Abortion Solves Crime? We reported two years ago that there had been studies that showed that since abortion has become widely accepted in the U.S., crime rates have gone down. Many researchers were quick to say this was because unwanted kids were not being allowed to live. In Scientific American, June, 2001, is a report on research that says that the drop in crime has been due to a combination of the reduction of crack availability, police action, better prison procedures, and economic growth. It would appear that in their zeal to justify abortion, many researchers have gotten the wrong cause with the right solution.
In Case You Missed It, Madalyn is Dead. Forensic scientists have positively identified the bodies of Madalyn O'Hair, Jon Garth Murray and Robin O'Hair in a grave in Texas. Authorities were led to the bodies in a plea bargain agreement with David Waters, Madalyn's former office manager. Reference: CBS News, March 15, 2001.
Dutch Euthanasia Law Approved. One of the most difficult issues of our day has found a battle ground to allow doctors to terminate patients legally. The Netherlands approved a law that allows doctors to legally terminate a patient if they feel the patient is chronically ill and cannot bear their suffering. Dutch doctors already had terminated 4,000 patients a year before this law was enacted, and that number will obviously accelerate. There have already been some abuses in the Netherlands, and we predict that will also increase. This is a critical problem. No one wants to see a loved one who cannot possibly get well suffer endlessly. Allowing humans to make these decisions, however, is not the answer. We suggest that the medical tools are available that can make suffering minimal no matter what the illness is. Source: Time, April 23, 2001.
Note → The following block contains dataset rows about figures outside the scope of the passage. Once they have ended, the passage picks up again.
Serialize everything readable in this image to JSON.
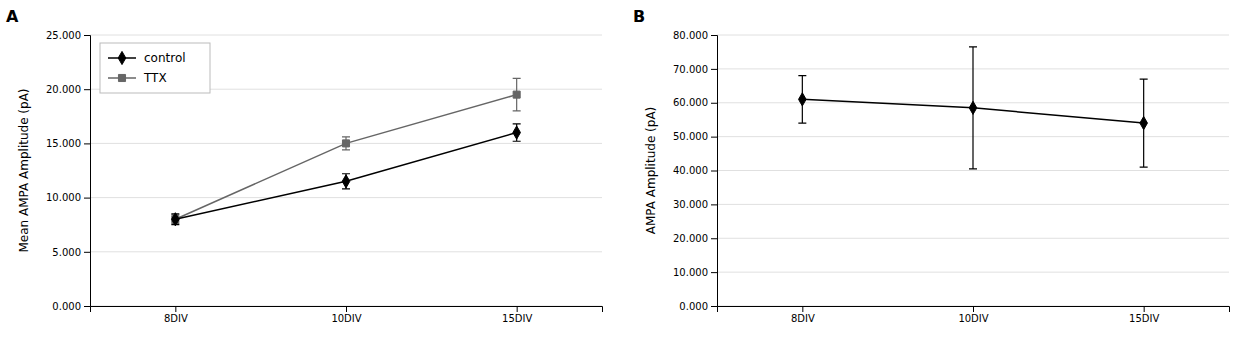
{
  "chart_data": [
    {
      "type": "line",
      "title": "A",
      "categories": [
        "8DIV",
        "10DIV",
        "15DIV"
      ],
      "ylabel": "Mean AMPA Amplitude (pA)",
      "ylim": [
        0,
        25000
      ],
      "yticks": [
        {
          "value": 0,
          "label": "0.000"
        },
        {
          "value": 5000,
          "label": "5.000"
        },
        {
          "value": 10000,
          "label": "10.000"
        },
        {
          "value": 15000,
          "label": "15.000"
        },
        {
          "value": 20000,
          "label": "20.000"
        },
        {
          "value": 25000,
          "label": "25.000"
        }
      ],
      "grid": true,
      "legend": "upper left",
      "series": [
        {
          "name": "control",
          "color": "#000000",
          "marker": "diamond",
          "values": [
            8000,
            11500,
            16000
          ],
          "errors": [
            500,
            700,
            800
          ]
        },
        {
          "name": "TTX",
          "color": "#666666",
          "marker": "square",
          "values": [
            8000,
            15000,
            19500
          ],
          "errors": [
            400,
            600,
            1500
          ]
        }
      ]
    },
    {
      "type": "line",
      "title": "B",
      "categories": [
        "8DIV",
        "10DIV",
        "15DIV"
      ],
      "ylabel": "AMPA Amplitude (pA)",
      "ylim": [
        0,
        80000
      ],
      "yticks": [
        {
          "value": 0,
          "label": "0.000"
        },
        {
          "value": 10000,
          "label": "10.000"
        },
        {
          "value": 20000,
          "label": "20.000"
        },
        {
          "value": 30000,
          "label": "30.000"
        },
        {
          "value": 40000,
          "label": "40.000"
        },
        {
          "value": 50000,
          "label": "50.000"
        },
        {
          "value": 60000,
          "label": "60.000"
        },
        {
          "value": 70000,
          "label": "70.000"
        },
        {
          "value": 80000,
          "label": "80.000"
        }
      ],
      "grid": true,
      "series": [
        {
          "color": "#000000",
          "marker": "diamond",
          "values": [
            61000,
            58500,
            54000
          ],
          "error_low": [
            7000,
            18000,
            13000
          ],
          "error_high": [
            7000,
            18000,
            13000
          ]
        }
      ]
    }
  ]
}
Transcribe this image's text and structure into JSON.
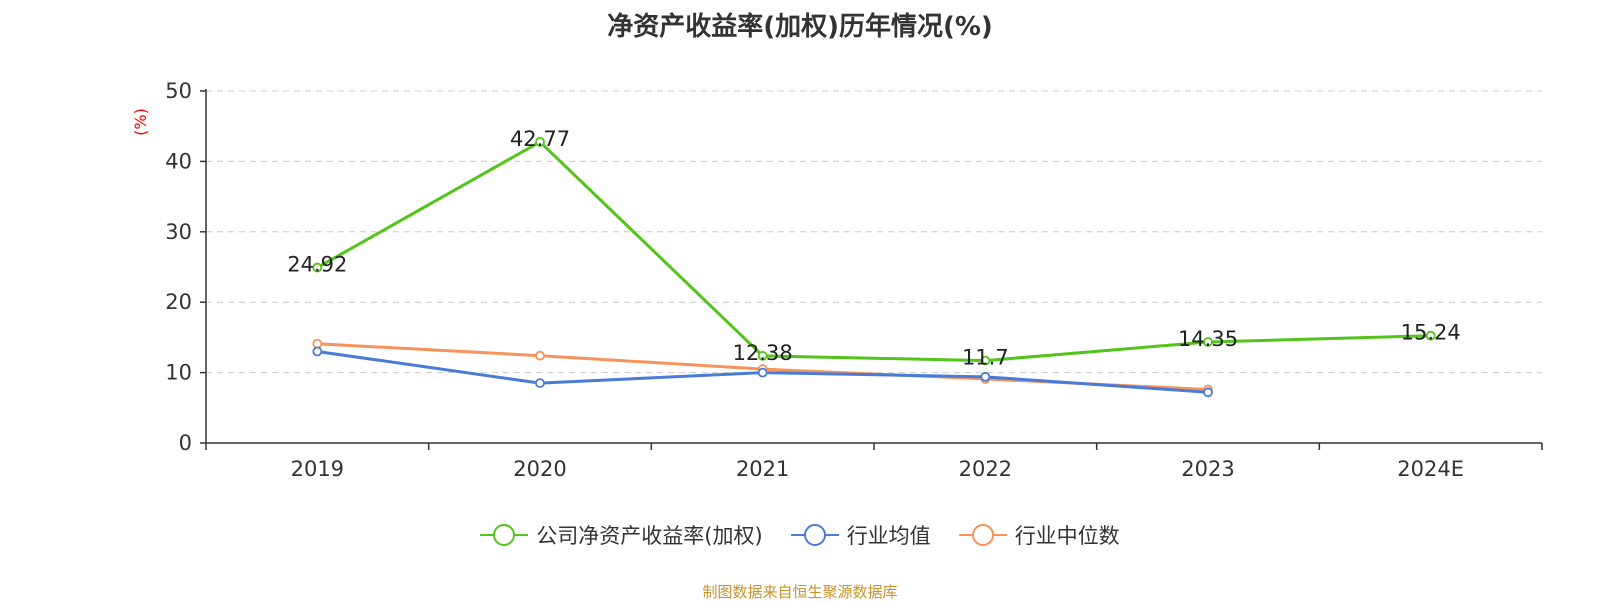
{
  "chart_data": {
    "type": "line",
    "title": "净资产收益率(加权)历年情况(%)",
    "ylabel": "(%)",
    "xlabel": "",
    "ylim": [
      0,
      50
    ],
    "yticks": [
      0,
      10,
      20,
      30,
      40,
      50
    ],
    "grid": true,
    "legend_position": "bottom",
    "categories": [
      "2019",
      "2020",
      "2021",
      "2022",
      "2023",
      "2024E"
    ],
    "series": [
      {
        "name": "公司净资产收益率(加权)",
        "color": "#52c41a",
        "values": [
          24.92,
          42.77,
          12.38,
          11.7,
          14.35,
          15.24
        ],
        "labels": [
          "24.92",
          "42.77",
          "12.38",
          "11.7",
          "14.35",
          "15.24"
        ]
      },
      {
        "name": "行业均值",
        "color": "#4a7bd8",
        "values": [
          13.0,
          8.5,
          10.0,
          9.4,
          7.2,
          null
        ]
      },
      {
        "name": "行业中位数",
        "color": "#f5935a",
        "values": [
          14.1,
          12.4,
          10.5,
          9.1,
          7.6,
          null
        ]
      }
    ]
  },
  "footer": {
    "source": "制图数据来自恒生聚源数据库"
  }
}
Flat-Faced Relative. The media has made a major headline out of a new fossil find of a hominoid called Kenyanthropus platyops which in Greek means "flat faced man from Kenya. The specimen has many characteristics that are different from other hominoid finds, but it probably has no real relevance to the question of the evolution of man. He has small molars and appears to be quite different than the famous "Lucy" specimen. The real message is that there have been many different monkeys and apes that have lived in the past, and connections between them are difficult at best.